Dunlap, Caroline. “The Rhetorical Construction of God: Mary Baker Eddy’s Journey: 1821–1912.” PhD Dissertation, Wayne State University, 2000.
Dunlap’s dissertation is a rhetorical analysis focused on Mary Baker Eddy’s 19th-century life and writings. She examines Eddy’s opponents’ writings resulting from her “intrusion” (23) into 19th-century science, theology and medicine. She analyzes how Eddy used the rhetoric of her time to gain credibility, and reverse 19th-century assumptions about reality in order to “re-define, re-interpret, and re-shape” them (15). Dunlap, a Christian Scientist, explores the resonance between Eddy’s language about spiritual reality and the metaphysical language of contemporary quantum physics, or the means “to bring the seen and the unseen into relation with each other” (56).
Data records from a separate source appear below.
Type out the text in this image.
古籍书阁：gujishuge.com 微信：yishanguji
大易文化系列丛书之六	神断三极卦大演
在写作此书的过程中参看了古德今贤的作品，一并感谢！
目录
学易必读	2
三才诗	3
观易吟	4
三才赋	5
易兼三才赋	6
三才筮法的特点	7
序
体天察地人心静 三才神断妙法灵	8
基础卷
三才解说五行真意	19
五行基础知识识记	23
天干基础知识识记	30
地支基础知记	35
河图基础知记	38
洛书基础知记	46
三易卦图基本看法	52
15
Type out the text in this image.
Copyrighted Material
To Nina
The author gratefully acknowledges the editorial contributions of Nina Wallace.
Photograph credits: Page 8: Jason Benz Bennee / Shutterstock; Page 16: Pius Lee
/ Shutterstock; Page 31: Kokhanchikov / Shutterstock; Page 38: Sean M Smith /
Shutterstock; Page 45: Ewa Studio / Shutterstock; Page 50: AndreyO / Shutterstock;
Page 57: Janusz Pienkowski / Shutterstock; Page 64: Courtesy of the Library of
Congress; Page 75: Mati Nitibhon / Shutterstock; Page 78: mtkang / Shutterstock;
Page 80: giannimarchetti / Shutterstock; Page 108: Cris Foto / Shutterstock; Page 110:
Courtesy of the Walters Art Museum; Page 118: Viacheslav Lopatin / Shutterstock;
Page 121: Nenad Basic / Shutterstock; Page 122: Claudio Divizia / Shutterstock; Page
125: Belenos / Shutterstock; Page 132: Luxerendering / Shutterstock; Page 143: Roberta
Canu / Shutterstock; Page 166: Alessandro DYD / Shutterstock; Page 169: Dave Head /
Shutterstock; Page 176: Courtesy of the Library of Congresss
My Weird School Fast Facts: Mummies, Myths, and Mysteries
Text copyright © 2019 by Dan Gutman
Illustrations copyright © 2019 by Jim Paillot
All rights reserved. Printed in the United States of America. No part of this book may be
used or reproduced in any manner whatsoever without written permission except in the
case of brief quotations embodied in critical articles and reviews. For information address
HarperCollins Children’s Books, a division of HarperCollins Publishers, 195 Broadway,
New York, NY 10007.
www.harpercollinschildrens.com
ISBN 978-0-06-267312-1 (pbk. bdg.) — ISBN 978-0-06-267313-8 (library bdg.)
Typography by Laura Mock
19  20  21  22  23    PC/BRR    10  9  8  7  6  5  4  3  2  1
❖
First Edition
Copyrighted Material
Although quantum theory was discovered after Eddy’s death, Dunlap speculates that “the ideas were already encoded in the frequency domain of the implicate order, and that Eddy was somehow able to decode them and thus … bring them into human experience to manifest themselves” (160). Additionally, Dunlap employs her own rhetoric to create a monologue video performance of Eddy’s life based on her writings and those of some of her followers. Her script (also on DVD) is intended to give a more intimate portrait of Eddy as a person.